Late night sprinkler tampering forces male residents outside for five hours

Kelsey Ruane

Residents of Good Counsel Hall were evacuated around 1:30 a.m. on April 18 due to an activation of the sprinkler system on the third floor caused by vandalism.

Two sprinkler heads located near each other were broken off, according to Director of Public Safety Dave Tedjeske, which resulted in a rush of water into the hallway, stairwell and elevator shaft.

“I woke up to the alarm and people yelling,” said sophomore Matt Nawrocki, who lives on the third floor. “When I left my room, I had to walk through a giant moat of water in just my socks.”

“I pushed a guy out of the way down the stairwell,” sophomore Joe Casey said about the frantic rush to evacuate the building.

Though the entire building was required to evacuate at the sound of the alarm, female residents were allowed to return to their wing around 2:30 a.m., since the water damage had been restricted to the male residents’ wing.

Male residents were told that it was unlikely they would be allowed back into the building until 6 a.m.

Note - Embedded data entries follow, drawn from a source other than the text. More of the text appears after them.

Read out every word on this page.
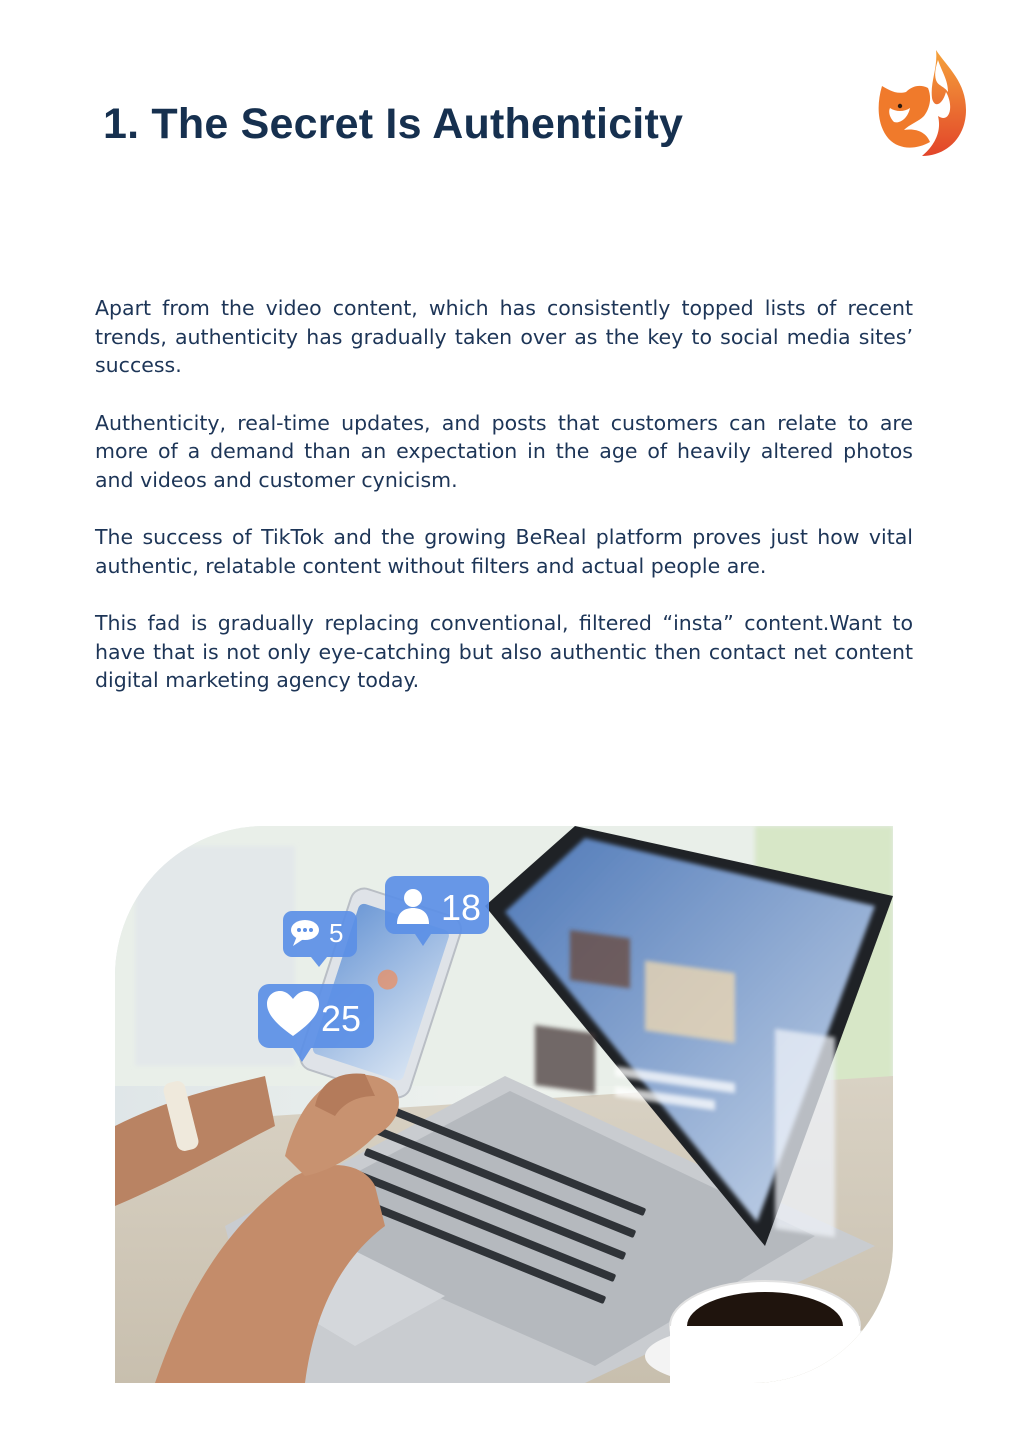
1. The Secret Is Authenticity

Apart from the video content, which has consistently topped lists of recent trends, authenticity has gradually taken over as the key to social media sites’ success.

Authenticity, real-time updates, and posts that customers can relate to are more of a demand than an expectation in the age of heavily altered photos and videos and customer cynicism.

The success of TikTok and the growing BeReal platform proves just how vital authentic, relatable content without filters and actual people are.

This fad is gradually replacing conventional, filtered “insta” content.Want to have that is not only eye-catching but also authentic then contact net content digital marketing agency today.

18
5
25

Many made alternate arrangements to stay with friends in the Quad or on West Campus.

Some lingered in Donohue and outside Good Counsel Hall until the morning.

“My carpet was a puddle,” said sophomore John Honochick, who lives on the third floor close to the sprinkler heads that were vandalized. “Everything that had been on the floor was wet.”

During the night, most of the water was extracted and the alarms reset. The sprinkler heads were replaced over the weekend and everything has been repaired, according to Tedjeski.

“The building was never without fire alarm protection or a sprinkler system,” Tedjeske said.

No student rooms were seriously damaged, though some R.A. staff apartments were, according to Marie Schauder, assistant director for Housing Services.

The building sustained no structural damage.

“We were very lucky,” Schauder said.

“We’ve had students accidentally set off the sprinklers in the past through horseplay or hanging clothes to dry,” Schauder said. “It happens in the apartments more so than other residence halls.”

“Some of that accidental damage can lead to extensive cost,” she added.

Tedjeske confirmed that last weekend’s incident at Good Counsel Hall was indeed an act of vandalism.

“The investigation is very much ongoing,” Tedjeske said. “We received additional information this week about possible suspects.”

“When individuals responsible for activating a false fire alarm or damaging a fire extinguisher fail to claim direct responsibility for that behavior, cannot be identified by Residence life staff and are not identified by the residents of the building in which the vandalism occurred, the fines in question may be assessed against the entire hall,” according to the Student Handbook.

The cost of damages to the building, which has 245 residents, has yet to be determined.

“It was a miserable experience,” said sophomore Val Flores who went to a nearby friend’s house instead of spending the entire night in Donohue. “I planned to get up early to do work and that didn’t happen.”